Estimation, Search, and Planning (ESP) Research Group

Reliable 3D scene understanding is essential for enabling autonomous robot operation in complex environments. This thesis addresses the challenges of vision-based state estimation and mapping in challenging scenarios, where conventional methods often struggle due to motion blur, low light, or high dynamic motion. The overarching goal is to develop vision-centric systems that enhance state estimation and scene interpretation by leveraging both novel sensing technologies and robust multi-session mapping strategies.

The first contribution of this thesis presents a stereo event-based visual odometry (VO) system that fully exploits the asynchronous and high-temporal-resolution nature of event cameras. Unlike traditional frame-based VO systems that estimate robot states at a fixed rate in a discrete manner, the proposed system models camera motion as a continuous-time trajectory, enabling per-event state estimation. It combines asynchronous feature tracking with a physically-grounded motion prior to estimate a smooth trajectory that allows pose query at any time within the measurement window. Experimental results demonstrate that this system achieves competitive performance under high-speed motion and challenging lighting conditions, offering a promising alternative for continuous-time state estimation on asynchronous data streams.

The second contribution introduces Exosense, a scene understanding system tailored for self-balancing exoskeletons. Building upon a wide field-of-view multi-camera device, Exosense can generate rich, semantically annotated elevation maps that integrate geometry, terrain traversability, and room-level semantics. The system supports indoor navigation by providing reusable environment representations for localization and planning. Designed as a wearable sensing platform, Exosense emphasizes modularity and adaptability, with the potential for integration into a broader wearable sensor ecosystem.

Building upon Exosense, the third contribution is LT-Exosense, a change-aware, multi-session mapping system designed for long-term operation in dynamic environments. LT-Exosense incrementally merges scene representations built during repeated traversals of an environment, detects environmental changes, and updates a unified global map. This map representation enables adaptive path planning in response to the dynamic environment. The system supports persistent spatial memory and demonstrates compatibility with different sensor configurations, offering a flexible and scalable foundation for lifelong assistive mobility.

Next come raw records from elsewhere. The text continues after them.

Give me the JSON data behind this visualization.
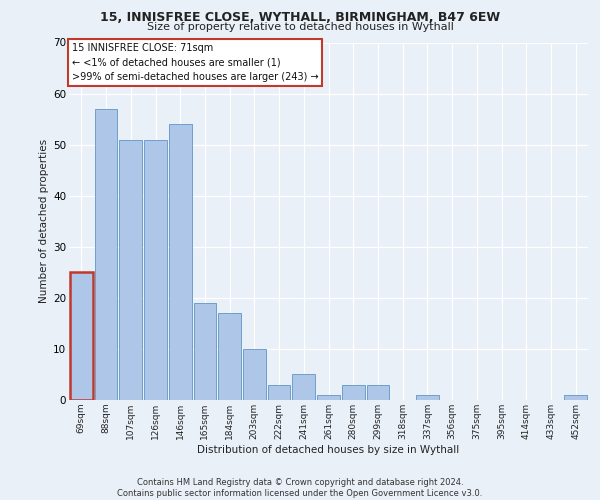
{
  "title_line1": "15, INNISFREE CLOSE, WYTHALL, BIRMINGHAM, B47 6EW",
  "title_line2": "Size of property relative to detached houses in Wythall",
  "xlabel": "Distribution of detached houses by size in Wythall",
  "ylabel": "Number of detached properties",
  "bar_labels": [
    "69sqm",
    "88sqm",
    "107sqm",
    "126sqm",
    "146sqm",
    "165sqm",
    "184sqm",
    "203sqm",
    "222sqm",
    "241sqm",
    "261sqm",
    "280sqm",
    "299sqm",
    "318sqm",
    "337sqm",
    "356sqm",
    "375sqm",
    "395sqm",
    "414sqm",
    "433sqm",
    "452sqm"
  ],
  "bar_values": [
    25,
    57,
    51,
    51,
    54,
    19,
    17,
    10,
    3,
    5,
    1,
    3,
    3,
    0,
    1,
    0,
    0,
    0,
    0,
    0,
    1
  ],
  "bar_color": "#aec6e8",
  "bar_edge_color": "#6ea0cc",
  "highlight_index": 0,
  "highlight_edge_color": "#c0392b",
  "annotation_text": "15 INNISFREE CLOSE: 71sqm\n← <1% of detached houses are smaller (1)\n>99% of semi-detached houses are larger (243) →",
  "annotation_box_color": "white",
  "annotation_box_edge": "#c0392b",
  "ylim": [
    0,
    70
  ],
  "yticks": [
    0,
    10,
    20,
    30,
    40,
    50,
    60,
    70
  ],
  "footer": "Contains HM Land Registry data © Crown copyright and database right 2024.\nContains public sector information licensed under the Open Government Licence v3.0.",
  "bg_color": "#eaf0f8",
  "plot_bg_color": "#eaf0f8",
  "grid_color": "#ffffff"
}
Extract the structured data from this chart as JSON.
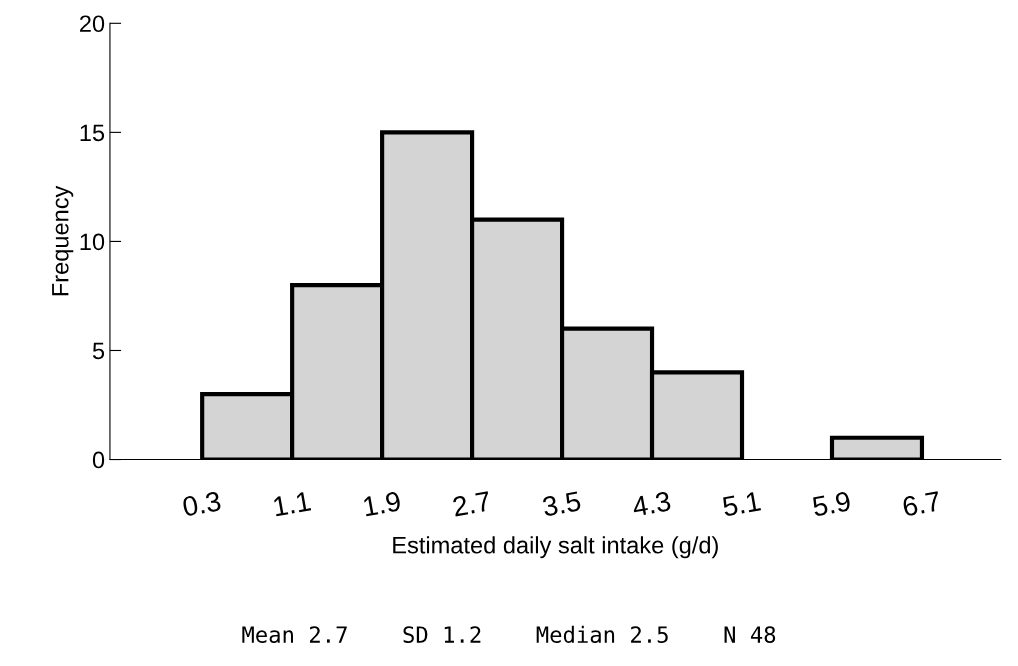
{
  "chart_data": {
    "type": "histogram",
    "xlabel": "Estimated daily salt intake (g/d)",
    "ylabel": "Frequency",
    "bins": [
      0.3,
      1.1,
      1.9,
      2.7,
      3.5,
      4.3,
      5.1,
      5.9,
      6.7
    ],
    "values": [
      3,
      8,
      15,
      11,
      6,
      4,
      0,
      1
    ],
    "color": "#d4d4d4",
    "xlim": [
      -0.52,
      7.4
    ],
    "xticks": [
      0.3,
      1.1,
      1.9,
      2.7,
      3.5,
      4.3,
      5.1,
      5.9,
      6.7
    ],
    "ylim": [
      0,
      20
    ],
    "yticks": [
      0,
      5,
      10,
      15,
      20
    ],
    "grid": false,
    "legend": false,
    "annotations": [
      "Mean 2.7    SD 1.2    Median 2.5    N 48"
    ]
  }
}
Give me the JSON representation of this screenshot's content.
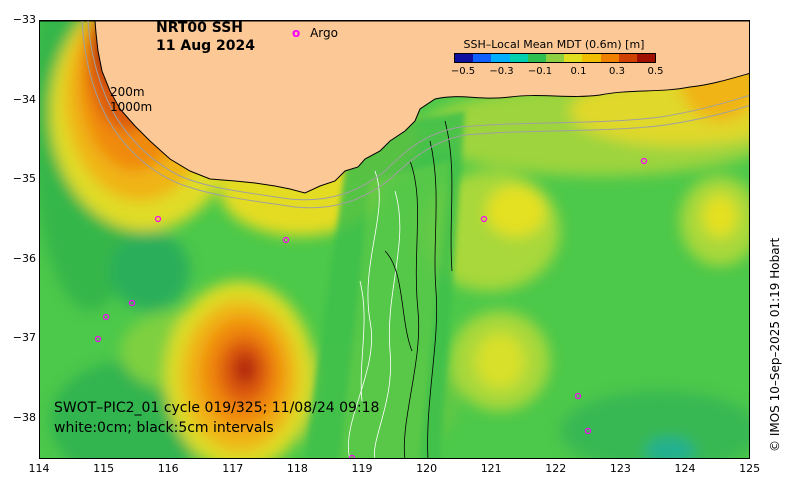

Together, these contributions cover different topics under vision-centric state estimation and mapping in challenging scenarios, including high-speed sensing, semantic scene interpretation, and long-term map maintenance. The thesis opens up new possibilities for robust autonomy on resource-constrained platforms, such as drones and self-balancing exoskeletons, where reliable environmental understanding is critical to safe and intelligent operation.